Association of private equity ownership on healthcare outcomes and costs

By Dr Jonathan Shurlock
Edited by Dr Ahmed El-Medany

A fascinating study in the BMJ has begun to unpick and explore the role of private equity in healthcare provision. Led by Alexandar Borsa (@alexander_borsa) and Professor Joseph Dov Bruch (@Joe_Bruch), the group carried out a systematic review of studies that evaluated private equity owned healthcare providers. 

The primary outcome measure was the impact of private equity ownership on outcomes, costs, and quality. Studies were identified and then classified as demonstrating benefit, harm, mixed, or neutral impact on these outcome measures. 1,778 studies were identified through usual search techniques, with 55 meeting the author’s inclusion criteria. The included studies assessed healthcare providers from 8 different countries, predominantly the USA (47/55 studies). The studies assessed various settings including nursing home, hospital, and outpatient environments.

Private equity ownership was consistently associated with increased costs to either the patient or their healthcare payer (Health insurance provider etc.). The authors also found an association with mixed to harmful impact on quality of healthcare provision.

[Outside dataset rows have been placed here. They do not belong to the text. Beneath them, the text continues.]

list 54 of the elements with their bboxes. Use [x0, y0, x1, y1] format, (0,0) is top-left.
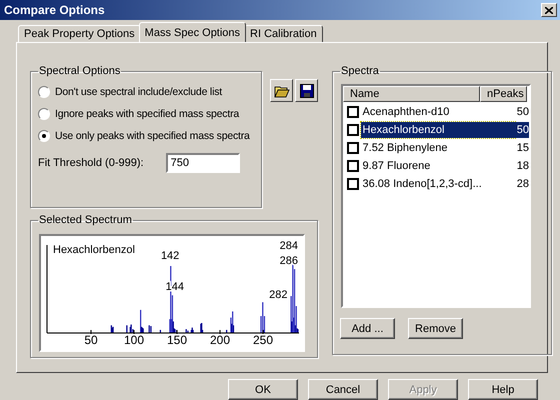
peak-count: 50: [516, 104, 529, 120]
list-item[interactable]: 36.08 Indeno[1,2,3-cd]...: [360, 176, 515, 192]
group-title: Selected Spectrum: [38, 214, 133, 226]
axis-tick-label: 200: [210, 333, 230, 346]
list-item[interactable]: 7.52 Biphenylene: [360, 140, 515, 156]
compound-name: Hexachlorbenzol: [53, 244, 135, 256]
checkbox[interactable]: [347, 178, 359, 190]
checkbox[interactable]: [347, 106, 359, 118]
axis-tick-label: 250: [252, 333, 274, 346]
peak-label: 282: [269, 289, 288, 301]
group-title: Spectral Options: [38, 65, 122, 77]
radio-label: Don't use spectral include/exclude list: [55, 86, 222, 98]
radio-option[interactable]: Don't use spectral include/exclude list: [38, 81, 254, 103]
list-button[interactable]: Add ...: [340, 318, 395, 339]
field-label: Fit Threshold (0-999):: [38, 157, 144, 169]
tab[interactable]: Peak Property Options: [18, 25, 141, 42]
radio-button[interactable]: [38, 86, 50, 98]
axis-tick-label: 50: [84, 333, 98, 346]
window-title: Compare Options: [4, 3, 105, 17]
checkbox[interactable]: [347, 142, 359, 154]
axis-tick-label: 100: [124, 333, 144, 346]
peak-count: 15: [516, 140, 529, 156]
peak-count: 50: [514, 122, 529, 138]
list-button[interactable]: Remove: [408, 318, 463, 339]
peak-label: 142: [160, 250, 180, 262]
input-field[interactable]: 750: [166, 153, 240, 173]
close-icon: [545, 6, 553, 14]
peak-count: 18: [516, 158, 529, 174]
radio-button[interactable]: [38, 130, 50, 142]
group-title: Spectra: [340, 65, 380, 77]
dialog-button[interactable]: Cancel: [308, 379, 378, 400]
list-item[interactable]: 9.87 Fluorene: [360, 158, 515, 174]
list-item[interactable]: Hexachlorbenzol: [360, 122, 515, 138]
peak-count: 28: [516, 176, 529, 192]
dialog-button[interactable]: Help: [468, 379, 538, 400]
tab[interactable]: Mass Spec Options: [138, 22, 246, 42]
radio-label: Use only peaks with specified mass spectra: [55, 130, 250, 142]
radio-option[interactable]: Use only peaks with specified mass spectra: [38, 125, 254, 147]
list-item[interactable]: Acenaphthen-d10: [360, 104, 515, 120]
column-header[interactable]: nPeaks: [480, 86, 527, 102]
checkbox[interactable]: [347, 160, 359, 172]
peak-label: 284: [280, 240, 298, 252]
column-header[interactable]: Name: [343, 86, 480, 102]
radio-label: Ignore peaks with specified mass spectra: [55, 108, 240, 120]
open-button[interactable]: [270, 79, 293, 102]
folder-icon: [274, 84, 290, 98]
axis-tick-label: 150: [166, 333, 188, 346]
close-button[interactable]: [541, 3, 557, 17]
checkbox[interactable]: [347, 124, 359, 136]
dialog-button[interactable]: OK: [228, 379, 298, 400]
tab[interactable]: RI Calibration: [244, 25, 323, 42]
radio-option[interactable]: Ignore peaks with specified mass spectra: [38, 103, 254, 125]
radio-button[interactable]: [38, 108, 50, 120]
save-button[interactable]: [295, 79, 318, 102]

Throughout all assessed studies there was no consistently beneficial impact found.

While the study highlights some concerning features of private equity involvement in healthcare provision, it predominantly includes USA based studies, where this has been a feature of their healthcare system for some time. UK based clinicians may feel this is not relevant or generalisable to their practice at present. In recent years however, there has been a steady increase in private equity purchasing of healthcare provision in the UK. The trend has been written about as far back as 2012 by the association representing private equity and venture capital in Britain. With this evolving relationship between private equity and healthcare provision in the UK, clinicians need to consider the implications of the above research findings on their practice and the shape of the NHS more generally, moving forwards.